I saw Alan Ma’s tweet about building a tiny TPU in less than a month and kept thinking, “Is it really easier than it sounds?” So I tried to walk the same path and see if I could ship something in a week.
This is my personal experience of what worked, what broke, and what I learned.
Starting point: a 4x4 systolic array
I started from a simple 4x4 systolic array I had built before with @cupx0j0e. I fixed a few pipeline issues, cleaned up the design, and then decided to make it a real peripheral instead of a standalone block.
Making it a real peripheral
I added AXI support, dropped it into a Vivado block design, connected it to MicroBlaze, and mapped weights/inputs/outputs as BRAM tiles.
This was my first time actually setting up Vivado, block design, and MicroBlaze end-to-end, so I spent a lot of time learning how the system actually boots and resets.

Bring-up pain (and a lot of debugging)
I got stuck for a while because the reset logic never deasserted MicroBlaze. The proc_sys_reset blocks were not behaving like I expected, and I had to learn how Vivado’s debugging tools actually work instead of just guessing.
Once I fixed that, I wrote a simple systolic array smoke test. It took more time than I expected because the AXI I wrote had timing issues with the BRAM setup.

Feeding it from PyTorch
After the smoke test, I made helpers so the systolic array could run PyTorch GEMMs over UART. At first the firmware sent one tile at a time (painfully slow but correct). Later I switched to multi-tile batching, which finally made it feel fast and usable.
Real models and pushing limits
To get a real model running, I took their own horizontal and vertical differentiator and ran it on my FPGA. That actually worked beautifully.
Then I tried to push it:
- Multi-tile batching in firmware.
- Using DSPs for the PEs instead of pure LUT math.
After those changes, performance felt instantly better.

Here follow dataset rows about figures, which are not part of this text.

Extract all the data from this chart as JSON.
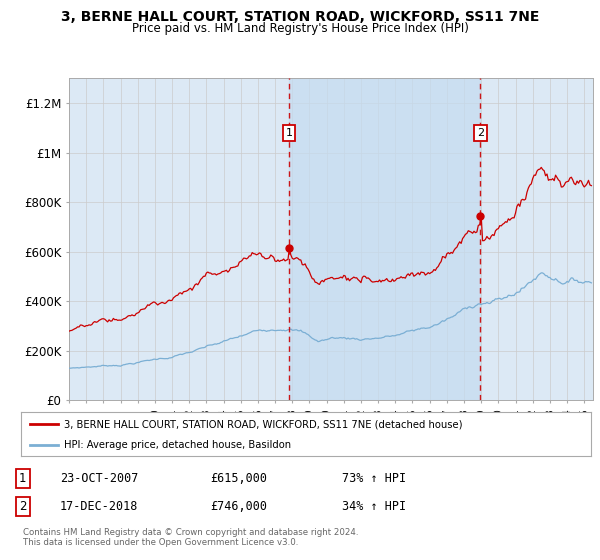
{
  "title": "3, BERNE HALL COURT, STATION ROAD, WICKFORD, SS11 7NE",
  "subtitle": "Price paid vs. HM Land Registry's House Price Index (HPI)",
  "ylim": [
    0,
    1300000
  ],
  "yticks": [
    0,
    200000,
    400000,
    600000,
    800000,
    1000000,
    1200000
  ],
  "ytick_labels": [
    "£0",
    "£200K",
    "£400K",
    "£600K",
    "£800K",
    "£1M",
    "£1.2M"
  ],
  "xmin": 1995.0,
  "xmax": 2025.5,
  "sale1_x": 2007.81,
  "sale1_y": 615000,
  "sale2_x": 2018.96,
  "sale2_y": 746000,
  "bg_color": "#dce9f5",
  "shade_color": "#c5dcf0",
  "red_line_color": "#cc0000",
  "blue_line_color": "#7bafd4",
  "grid_color": "#cccccc",
  "legend_line1": "3, BERNE HALL COURT, STATION ROAD, WICKFORD, SS11 7NE (detached house)",
  "legend_line2": "HPI: Average price, detached house, Basildon",
  "sale1_date": "23-OCT-2007",
  "sale1_price": "£615,000",
  "sale1_hpi": "73% ↑ HPI",
  "sale2_date": "17-DEC-2018",
  "sale2_price": "£746,000",
  "sale2_hpi": "34% ↑ HPI",
  "footer": "Contains HM Land Registry data © Crown copyright and database right 2024.\nThis data is licensed under the Open Government Licence v3.0."
}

Finally, I tried an MNIST classifier: a small 2-layer MLP with 8 hidden units. It worked a few times, but it was slow (around 30 seconds to print results) and fragile. The tricky part was the inference path from pygame into an MNIST-like input format. That pipeline was the first time I had built something end-to-end like this, and it showed.
MNIST demo shots
A few screenshots and a short capture from the pygame drawing loop + inference run.

What I learned
- Turning a neat RTL block into a real peripheral is half the work.
- Vivado bring-up is its own craft: resets, clocks, and timing can kill you.

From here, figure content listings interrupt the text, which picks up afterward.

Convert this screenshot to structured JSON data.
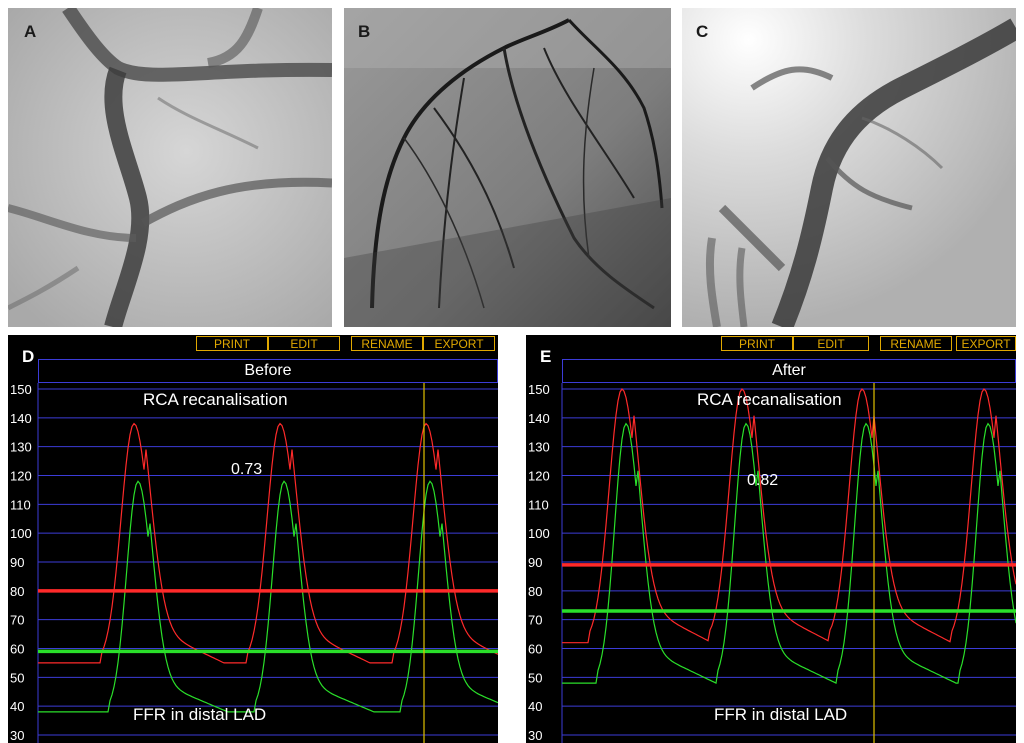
{
  "panels_top": [
    {
      "letter": "A"
    },
    {
      "letter": "B"
    },
    {
      "letter": "C"
    }
  ],
  "monitors": [
    {
      "letter": "D",
      "title": "Before",
      "top_label": "RCA recanalisation",
      "bottom_label": "FFR in distal LAD",
      "ffr_value": "0.73",
      "buttons": [
        "PRINT",
        "EDIT",
        "RENAME",
        "EXPORT"
      ],
      "y_ticks": [
        "150",
        "140",
        "130",
        "120",
        "110",
        "100",
        "90",
        "80",
        "70",
        "60",
        "50",
        "40",
        "30"
      ],
      "colors": {
        "aortic": "#ff2a2a",
        "distal": "#2adf2a",
        "cursor": "#e0c000",
        "grid": "#3c3cd8"
      },
      "aortic_mean": 80,
      "distal_mean": 59,
      "ratio": "0.73"
    },
    {
      "letter": "E",
      "title": "After",
      "top_label": "RCA recanalisation",
      "bottom_label": "FFR in distal LAD",
      "ffr_value": "0.82",
      "buttons": [
        "PRINT",
        "EDIT",
        "RENAME",
        "EXPORT"
      ],
      "y_ticks": [
        "150",
        "140",
        "130",
        "120",
        "110",
        "100",
        "90",
        "80",
        "70",
        "60",
        "50",
        "40",
        "30"
      ],
      "colors": {
        "aortic": "#ff2a2a",
        "distal": "#2adf2a",
        "cursor": "#e0c000",
        "grid": "#3c3cd8"
      },
      "aortic_mean": 89,
      "distal_mean": 73,
      "ratio": "0.82"
    }
  ]
}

- AXI plus BRAM timing needs discipline, not just “it simmed once.”
- Small firmware changes (like batching) can be bigger wins than RTL tweaks.
Where I stopped
After the MNIST attempt, I gave up on pushing further. It still felt like a win: I got an actual model to run on hardware I built, and I learned how these systems fit together instead of just reading about them.
If I revisit this, I want to make the host-to-FPGA data path cleaner and build a more reliable input pipeline. But for a week-long experiment, it was more fun than I expected.